= Steven Mazzone =

American mobster (born 1964)

Steven Mazzone (born 1964) is an American mobster and underboss of the Philadelphia crime family. After the family was decimated by prosecutions during the Nicodemo Scarfo and John Stanfa eras, Ralph Natale was released from prison in 1994. It was at this time Mazzone became a major organized crime figure in Philadelphia.
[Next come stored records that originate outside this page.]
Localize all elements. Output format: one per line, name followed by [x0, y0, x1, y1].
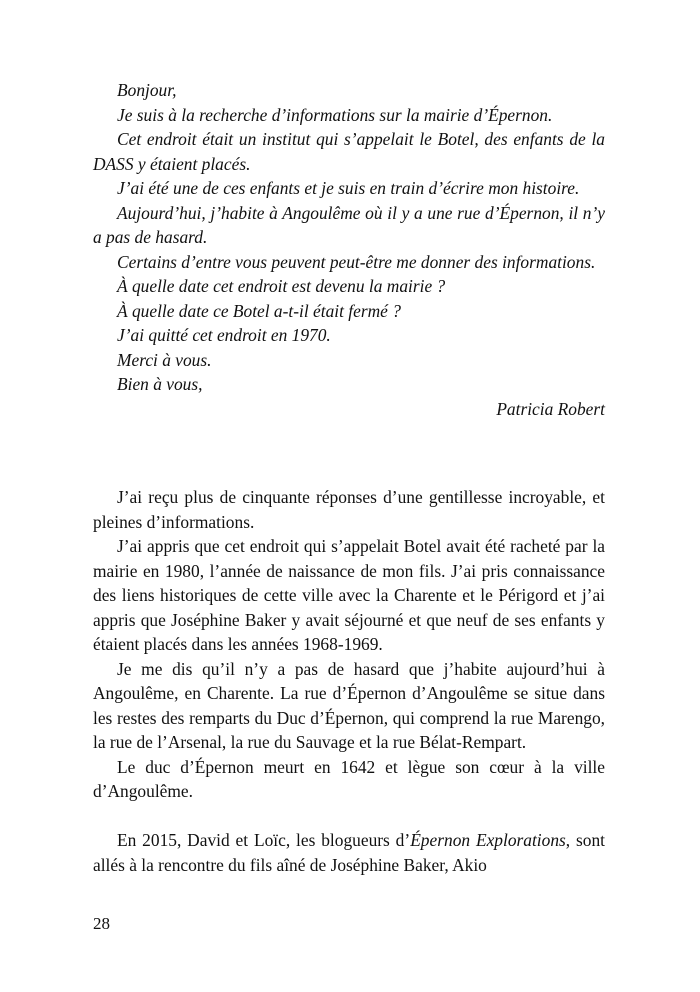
body-paragraph: Je me dis qu’il n’y a pas de hasard que j’habite aujourd’hui à Angoulême, en Charente. La rue d’Épernon d’Angoulême se situe dans les restes des remparts du Duc d’Épernon, qui comprend la rue Marengo, la rue de l’Arsenal, la rue du Sauvage et la rue Bélat-Rempart. — [93, 658, 605, 752]
body-paragraph-last — [93, 828, 605, 877]
letter-line: Bonjour, — [117, 80, 177, 100]
letter-line: Certains d’entre vous peuvent peut-être me donner des informations. — [117, 251, 596, 272]
letter-line: Aujourd’hui, j’habite à Angoulême où il y a une rue d’Épernon, il n’y a pas de hasard. — [93, 202, 605, 247]
letter-signature: Patricia Robert — [496, 398, 605, 419]
letter-line: Merci à vous. — [117, 349, 212, 370]
body-paragraph: Le duc d’Épernon meurt en 1642 et lègue son cœur à la ville d’Angoulême. — [93, 756, 605, 801]
body-paragraph: J’ai reçu plus de cinquante réponses d’une gentillesse incroyable, et pleines d’informations. — [93, 487, 605, 532]
body-text — [93, 485, 605, 877]
page-number: 28 — [93, 914, 110, 933]
letter-line: Cet endroit était un institut qui s’appelait le Botel, des enfants de la DASS y étaient placés. — [93, 129, 605, 174]
paragraph-text: , sont allés à la rencontre du fils aîné de Joséphine Baker, Akio — [93, 830, 606, 875]
letter-line: Je suis à la recherche d’informations sur la mairie d’Épernon. — [117, 104, 553, 125]
blog-title: Épernon Explorations — [410, 830, 566, 850]
letter-line: À quelle date cet endroit est devenu la mairie ? — [117, 276, 446, 296]
body-paragraph: J’ai appris que cet endroit qui s’appelait Botel avait été racheté par la mairie en 1980, l’année de naissance de mon fils. J’ai pris connaissance des liens historiques de cette ville avec la Charente et le Périgord et j’ai appris que Joséphine Baker y avait séjourné et que neuf de ses enfants y étaient placés dans les années 1968-1969. — [93, 536, 605, 654]
quoted-letter — [93, 78, 605, 421]
letter-line: À quelle date ce Botel a-t-il était fermé ? — [117, 300, 401, 321]
letter-line: J’ai quitté cet endroit en 1970. — [117, 325, 331, 345]
letter-line: Bien à vous, — [117, 374, 203, 394]
paragraph-spacer — [93, 804, 605, 829]
letter-line: J’ai été une de ces enfants et je suis en train d’écrire mon histoire. — [117, 178, 580, 198]
paragraph-text: En 2015, David et Loïc, les blogueurs d’ — [117, 830, 411, 850]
Mazzone is a childhood friend of Joey Merlino. They both grew up in South Philadelphia and started their criminal careers together. According to Natale and law enforcement, Mazzone was inducted into the crime family in 1995 and made him a caporegime in 1996. Following Natale's 1998 arrest for drug trafficking, Merlino officially took over the family and become the new boss. However their reign was short. Mazzone was indicted and held without bail in 2000 along with Merlino, George Borgesi, and others for racketeering and murder. A year earlier, Natale, feeling slighted and now realizing he may have been a puppet for Merlino all along, decided to end his life as a criminal. Facing the rest of his life in prison for drug trafficking, he decided to cooperate with the government in 1999 and agreed to testify against his former friends. Natale testified that Mazzone was the shooter in the death of mobster "Little Felix" Bocchino on January 29, 1992. Natale also testified that Mazzone was one of the shooters in the failed murder attempt on Joseph Ciangalini Jr., on March 2, 1993. Mazzone and his co-defendants were acquitted of all murder charges at trial in 2001, largely due to credibility issues with the government witnesses.
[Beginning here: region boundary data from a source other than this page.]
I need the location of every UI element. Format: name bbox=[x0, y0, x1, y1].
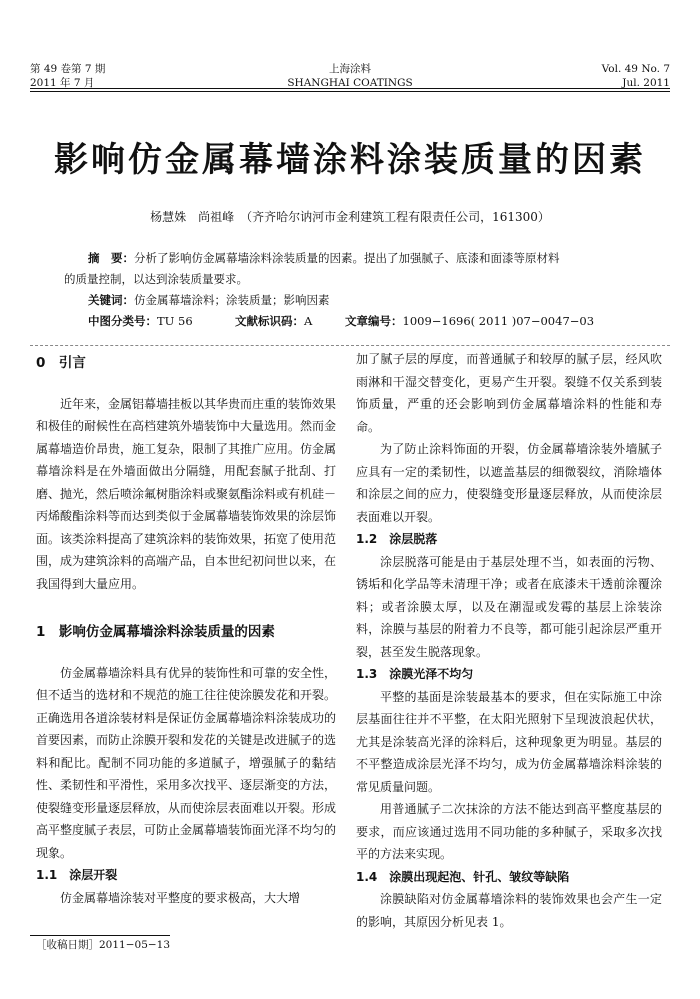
doc-code-value: A bbox=[304, 314, 313, 328]
journal-name-cn: 上海涂料 bbox=[329, 63, 371, 75]
issue-date-en: Jul. 2011 bbox=[622, 77, 670, 89]
journal-name-en: SHANGHAI COATINGS bbox=[287, 77, 413, 89]
abstract-cont bbox=[64, 269, 640, 290]
abstract bbox=[88, 248, 640, 269]
doc-code-label: 文献标识码： bbox=[235, 314, 304, 328]
clc bbox=[88, 311, 193, 332]
section-1-1-paragraph: 仿金属幕墙涂装对平整度的要求极高，大大增 bbox=[60, 890, 301, 905]
section-0-heading: 0 引言 bbox=[36, 355, 86, 371]
journal-issue-en bbox=[602, 62, 670, 90]
section-1-3-paragraph-2: 用普通腻子二次抹涂的方法不能达到高平整度基层的要求，而应该通过选用不同功能的多种腻子，采取多次找平的方法来实现。 bbox=[356, 802, 662, 861]
section-1-4-heading: 1.4 涂膜出现起泡、针孔、皱纹等缺陷 bbox=[356, 869, 570, 884]
right-column bbox=[356, 348, 662, 933]
authors: 杨慧姝 尚祖峰 （齐齐哈尔讷河市金利建筑工程有限责任公司，161300） bbox=[150, 210, 550, 224]
section-1-1-heading: 1.1 涂层开裂 bbox=[36, 868, 118, 882]
issue-date: 2011 年 7 月 bbox=[30, 77, 95, 89]
section-1-2-paragraph: 涂层脱落可能是由于基层处理不当，如表面的污物、锈垢和化学品等未清理干净；或者在底漆未干透前涂覆涂料；或者涂膜太厚，以及在潮湿或发霉的基层上涂装涂料，涂膜与基层的附着力不良等，都可能引起涂层严重开裂，甚至发生脱落现象。 bbox=[356, 554, 662, 659]
received-date: ［收稿日期］2011−05−13 bbox=[36, 939, 171, 951]
section-1-1-paragraph-cont: 加了腻子层的厚度，而普通腻子和较厚的腻子层，经风吹雨淋和干湿交替变化，更易产生开裂。裂缝不仅关系到装饰质量，严重的还会影响到仿金属幕墙涂料的性能和寿命。 bbox=[356, 352, 662, 434]
section-1-paragraph: 仿金属幕墙涂料具有优异的装饰性和可靠的安全性，但不适当的选材和不规范的施工往往使涂膜发花和开裂。正确选用各道涂装材料是保证仿金属幕墙涂料涂装成功的首要因素，而防止涂膜开裂和发花的关键是改进腻子的选料和配比。配制不同功能的多道腻子，增强腻子的黏结性、柔韧性和平滑性，采用多次找平、逐层渐变的方法，使裂缝变形量逐层释放，从而使涂层表面难以开裂。形成高平整度腻子表层，可防止金属幕墙装饰面光泽不均匀的现象。 bbox=[36, 665, 337, 860]
abstract-label: 摘 要： bbox=[88, 251, 134, 265]
abstract-divider bbox=[30, 345, 670, 346]
article-number-value: 1009−1696( 2011 )07−0047−03 bbox=[402, 314, 595, 328]
keywords-text: 仿金属幕墙涂料；涂装质量；影响因素 bbox=[134, 293, 330, 307]
section-1-4-paragraph: 涂膜缺陷对仿金属幕墙涂料的装饰效果也会产生一定的影响，其原因分析见表 1。 bbox=[356, 892, 662, 929]
keywords-label: 关键词： bbox=[88, 293, 134, 307]
journal-name bbox=[0, 62, 700, 90]
paper-title: 影响仿金属幕墙涂料涂装质量的因素 bbox=[54, 140, 646, 180]
abstract-text: 分析了影响仿金属幕墙涂料涂装质量的因素。提出了加强腻子、底漆和面漆等原材料 bbox=[134, 251, 560, 265]
issue-volume: 第 49 卷第 7 期 bbox=[30, 63, 106, 75]
left-column bbox=[36, 348, 336, 909]
abstract-text-cont: 的质量控制，以达到涂装质量要求。 bbox=[64, 272, 248, 286]
section-1-heading: 1 影响仿金属幕墙涂料涂装质量的因素 bbox=[36, 624, 275, 640]
article-number bbox=[345, 311, 594, 332]
section-1-3-heading: 1.3 涂膜光泽不均匀 bbox=[356, 667, 474, 681]
intro-paragraph: 近年来，金属铝幕墙挂板以其华贵而庄重的装饰效果和极佳的耐候性在高档建筑外墙装饰中大量选用。然而金属幕墙造价昂贵，施工复杂，限制了其推广应用。仿金属幕墙涂料是在外墙面做出分隔缝，用配套腻子批刮、打磨、抛光，然后喷涂氟树脂涂料或聚氨酯涂料或有机硅－丙烯酸酯涂料等而达到类似于金属幕墙装饰效果的涂层饰面。该类涂料提高了建筑涂料的装饰效果，拓宽了使用范围，成为建筑涂料的高端产品，自本世纪初问世以来，在我国得到大量应用。 bbox=[36, 396, 337, 591]
section-1-3-paragraph: 平整的基面是涂装最基本的要求，但在实际施工中涂层基面往往并不平整，在太阳光照射下呈现波浪起伏状，尤其是涂装高光泽的涂料后，这种现象更为明显。基层的不平整造成涂层光泽不均匀，成为仿金属幕墙涂料涂装的常见质量问题。 bbox=[356, 689, 662, 794]
clc-label: 中图分类号： bbox=[88, 314, 157, 328]
section-1-1-paragraph-2: 为了防止涂料饰面的开裂，仿金属幕墙涂装外墙腻子应具有一定的柔韧性，以遮盖基层的细微裂纹，消除墙体和涂层之间的应力，使裂缝变形量逐层释放，从而使涂层表面难以开裂。 bbox=[356, 442, 662, 524]
doc-code bbox=[235, 311, 312, 332]
header-rule bbox=[30, 88, 670, 89]
keywords bbox=[88, 290, 330, 311]
clc-value: TU 56 bbox=[157, 314, 193, 328]
issue-volume-en: Vol. 49 No. 7 bbox=[601, 63, 670, 75]
section-1-2-heading: 1.2 涂层脱落 bbox=[356, 532, 438, 546]
header-rule-thin bbox=[30, 91, 670, 92]
article-number-label: 文章编号： bbox=[345, 314, 403, 328]
footnote-rule bbox=[30, 935, 170, 936]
The defendants were found guilty of racketeering and illegal bookmaking. Mazzone was acquitted of murder, murder conspiracy and attempted murder but convicted of racketeering, extortion and illegal bookmaking and was sentenced to nine years in prison. The upper echelon of the family was once again decimated. Following the indictment and imprisonment of the family's hierarchy, Merlino would remain in control from prison, while installing Joseph "Uncle Joe" Ligambi as the acting boss of the family.

After serving most of his nine-year prison term, Mazzone was transferred to a halfway house then released from federal custody on February 2, 2008. Following his release, Mazzone was to have no contact with other convicted criminals or known mobsters, and he was placed on federally supervised release for three years. Coincidentally, in the months following the expiration date of his parole restrictions, Joseph Ligambi, the acting boss of the family, was arrested himself in May 2011 following a sweeping racketeering indictment that threatened to eradicate the hierarchy of the family once again. Just prior to the indictment, Joseph Merlino was released from federal prison and into a halfway house in Florida.

With Ligambi and others denied bail and forced into waiting out their trial in the federal detention center in Philadelphia, law enforcement believes that Mazzone was elevated to acting boss. Shortly after, Philadelphia TV station Fox 29's news team caught Mazzone on video (without audio) angrily yelling at two alleged crime family associates. Although the exact hierarchy of the Philadelphia Mafia is unknown, Mazzone is believed to hold a high position in it. Local law enforcement, prosecutors, and the FBI all believe that Merlino remains the boss of the family while partially residing in Florida.

On December 15, 2022, Mazzone was sentenced to five years in prison for his involvement in an illegal sports gambling operation, along with loansharking and extortion schemes.